2 September 2010

Truth and torture

The Liberal Curmudgeon blog reminds me that there are still people who believe that physical torture, while immoral and repugnant, is also effective.
Steven Aftergood of Secrecy News called attention a few days ago to a little-noticed study by the Intelligence Science Board that found there was no scientific validity to the "coercive" interrogation methods that have been used against "high value" terrorist detainees held by the United States. This is not news to any professional military, intelligence, or law enforcement interrogator.
Indeed it is not. So much so that I recall a briefing at the School of the Americas in Panama where an interrogator with experience in Vietnam flatly stated that information obtained by torture was unreliable, and that the process merely brutalised the torturers. It's possible he was snowing us, but he was quite vehement.

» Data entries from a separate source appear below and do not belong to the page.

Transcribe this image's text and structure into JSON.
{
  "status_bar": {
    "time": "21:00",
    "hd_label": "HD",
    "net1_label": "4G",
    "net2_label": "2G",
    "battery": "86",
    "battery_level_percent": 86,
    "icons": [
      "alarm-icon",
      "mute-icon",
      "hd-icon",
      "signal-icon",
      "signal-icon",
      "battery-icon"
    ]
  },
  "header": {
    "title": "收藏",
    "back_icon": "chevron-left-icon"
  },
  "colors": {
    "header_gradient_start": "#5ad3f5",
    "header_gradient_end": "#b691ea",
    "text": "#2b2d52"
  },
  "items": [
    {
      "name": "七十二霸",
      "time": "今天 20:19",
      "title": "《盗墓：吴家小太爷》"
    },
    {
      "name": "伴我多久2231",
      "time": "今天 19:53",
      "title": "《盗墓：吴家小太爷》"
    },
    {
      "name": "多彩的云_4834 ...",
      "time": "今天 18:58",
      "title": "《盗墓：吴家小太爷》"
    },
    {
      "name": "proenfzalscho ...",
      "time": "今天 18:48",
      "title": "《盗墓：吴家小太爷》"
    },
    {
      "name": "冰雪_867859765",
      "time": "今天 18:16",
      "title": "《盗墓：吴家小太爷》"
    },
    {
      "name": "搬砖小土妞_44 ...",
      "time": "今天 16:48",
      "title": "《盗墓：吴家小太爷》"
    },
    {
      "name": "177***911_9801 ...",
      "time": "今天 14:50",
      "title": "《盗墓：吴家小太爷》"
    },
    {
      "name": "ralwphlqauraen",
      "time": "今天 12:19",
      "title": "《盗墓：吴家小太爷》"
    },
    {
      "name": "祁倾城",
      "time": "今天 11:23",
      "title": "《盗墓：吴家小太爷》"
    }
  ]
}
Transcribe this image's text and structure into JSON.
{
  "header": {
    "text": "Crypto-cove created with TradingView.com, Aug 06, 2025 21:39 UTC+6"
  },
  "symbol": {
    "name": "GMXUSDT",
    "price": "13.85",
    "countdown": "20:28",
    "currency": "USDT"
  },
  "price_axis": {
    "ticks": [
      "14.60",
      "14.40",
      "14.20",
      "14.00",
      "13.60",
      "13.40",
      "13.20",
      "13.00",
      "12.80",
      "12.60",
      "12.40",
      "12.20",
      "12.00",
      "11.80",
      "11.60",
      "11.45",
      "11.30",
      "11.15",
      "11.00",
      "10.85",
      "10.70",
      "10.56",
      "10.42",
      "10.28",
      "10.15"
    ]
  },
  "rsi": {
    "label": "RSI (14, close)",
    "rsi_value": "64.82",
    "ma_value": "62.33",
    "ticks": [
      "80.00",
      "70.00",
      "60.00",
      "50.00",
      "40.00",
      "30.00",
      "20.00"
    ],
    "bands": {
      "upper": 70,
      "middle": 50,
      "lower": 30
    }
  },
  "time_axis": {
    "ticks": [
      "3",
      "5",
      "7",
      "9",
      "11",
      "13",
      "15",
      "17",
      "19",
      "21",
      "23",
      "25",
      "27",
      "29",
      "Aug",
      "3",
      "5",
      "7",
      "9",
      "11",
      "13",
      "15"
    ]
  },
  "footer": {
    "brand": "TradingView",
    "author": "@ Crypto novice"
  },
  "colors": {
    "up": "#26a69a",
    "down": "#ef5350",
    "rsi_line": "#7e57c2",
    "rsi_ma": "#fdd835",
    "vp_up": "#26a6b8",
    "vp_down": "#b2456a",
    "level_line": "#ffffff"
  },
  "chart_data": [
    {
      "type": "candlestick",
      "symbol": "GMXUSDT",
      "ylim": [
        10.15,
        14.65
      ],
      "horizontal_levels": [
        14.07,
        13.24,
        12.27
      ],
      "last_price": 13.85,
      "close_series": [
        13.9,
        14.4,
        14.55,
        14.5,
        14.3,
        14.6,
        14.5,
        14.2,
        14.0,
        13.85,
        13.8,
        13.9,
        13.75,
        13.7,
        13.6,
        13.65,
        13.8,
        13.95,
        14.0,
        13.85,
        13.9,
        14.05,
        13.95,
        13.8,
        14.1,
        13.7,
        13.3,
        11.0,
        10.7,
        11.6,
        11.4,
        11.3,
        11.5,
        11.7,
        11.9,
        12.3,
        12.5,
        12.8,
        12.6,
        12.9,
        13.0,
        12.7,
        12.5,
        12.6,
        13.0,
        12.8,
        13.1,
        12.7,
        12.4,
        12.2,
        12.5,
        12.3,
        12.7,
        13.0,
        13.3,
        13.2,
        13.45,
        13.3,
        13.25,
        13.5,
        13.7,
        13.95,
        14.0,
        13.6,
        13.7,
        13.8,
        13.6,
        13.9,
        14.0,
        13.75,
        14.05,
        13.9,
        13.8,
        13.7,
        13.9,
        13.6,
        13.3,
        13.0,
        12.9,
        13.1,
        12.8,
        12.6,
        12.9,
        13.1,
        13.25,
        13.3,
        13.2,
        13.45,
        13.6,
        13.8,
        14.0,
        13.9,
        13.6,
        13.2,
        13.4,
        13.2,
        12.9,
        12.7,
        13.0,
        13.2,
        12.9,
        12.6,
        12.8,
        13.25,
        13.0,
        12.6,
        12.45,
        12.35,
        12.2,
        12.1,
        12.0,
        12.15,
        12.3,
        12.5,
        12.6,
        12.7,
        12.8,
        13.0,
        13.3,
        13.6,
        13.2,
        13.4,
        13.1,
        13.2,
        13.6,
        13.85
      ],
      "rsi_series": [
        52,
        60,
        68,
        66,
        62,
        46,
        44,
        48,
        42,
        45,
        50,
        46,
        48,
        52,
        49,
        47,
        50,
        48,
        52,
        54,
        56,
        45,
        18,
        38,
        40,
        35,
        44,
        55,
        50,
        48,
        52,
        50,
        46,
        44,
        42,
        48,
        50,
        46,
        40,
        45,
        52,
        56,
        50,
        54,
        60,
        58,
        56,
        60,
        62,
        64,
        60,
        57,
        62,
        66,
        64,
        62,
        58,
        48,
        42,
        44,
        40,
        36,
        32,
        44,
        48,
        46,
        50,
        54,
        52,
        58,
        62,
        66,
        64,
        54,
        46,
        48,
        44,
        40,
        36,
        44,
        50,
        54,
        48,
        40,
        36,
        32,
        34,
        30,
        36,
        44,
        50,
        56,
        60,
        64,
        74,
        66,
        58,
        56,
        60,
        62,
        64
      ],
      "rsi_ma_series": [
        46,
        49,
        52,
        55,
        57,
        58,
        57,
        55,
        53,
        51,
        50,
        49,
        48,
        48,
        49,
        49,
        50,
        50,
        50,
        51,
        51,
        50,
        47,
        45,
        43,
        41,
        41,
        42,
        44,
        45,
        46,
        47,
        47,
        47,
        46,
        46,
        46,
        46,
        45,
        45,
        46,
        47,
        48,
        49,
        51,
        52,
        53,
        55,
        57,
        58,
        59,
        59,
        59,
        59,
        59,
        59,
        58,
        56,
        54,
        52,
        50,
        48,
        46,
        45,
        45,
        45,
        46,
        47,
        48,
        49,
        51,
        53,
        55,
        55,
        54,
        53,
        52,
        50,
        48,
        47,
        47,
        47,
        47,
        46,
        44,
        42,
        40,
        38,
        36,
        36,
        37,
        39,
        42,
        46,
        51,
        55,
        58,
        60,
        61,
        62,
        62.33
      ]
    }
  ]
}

If memory serves, what he said is echoed by Liberal Curmudgeon: what works is a thorough understanding of the enemy's language and culture; hours of preparation for each hour of interview; playing on the prisoner's need to tell his story; and using knowledge to keep the upper hand at all times.

What I did not know at the time and am intrigued to learn is that this was the gospel according to Sherwood Moran, an extremely skilled interrogator who had great success with Japanese POWs during World War II.

Actually, that was not such a big deal: the Japanese had no counter-interrogation training because they were supposed to die rather than surrender, and their shame made them relatively easy subjects. But it occurs to me that the same endogenous pressures operate on captured Islamist terrorists.

Either way, there is no disputing that physical coercion simplifies the subject's psychological situation. He will volunteer nothing and will "read" his interrogators' questions for the answers that will satisfy them. Someone seeking confirmation for what is, in fact, false intelligence, will get it by torture, where more skilled and sympathetic interrogation would uncover the truth.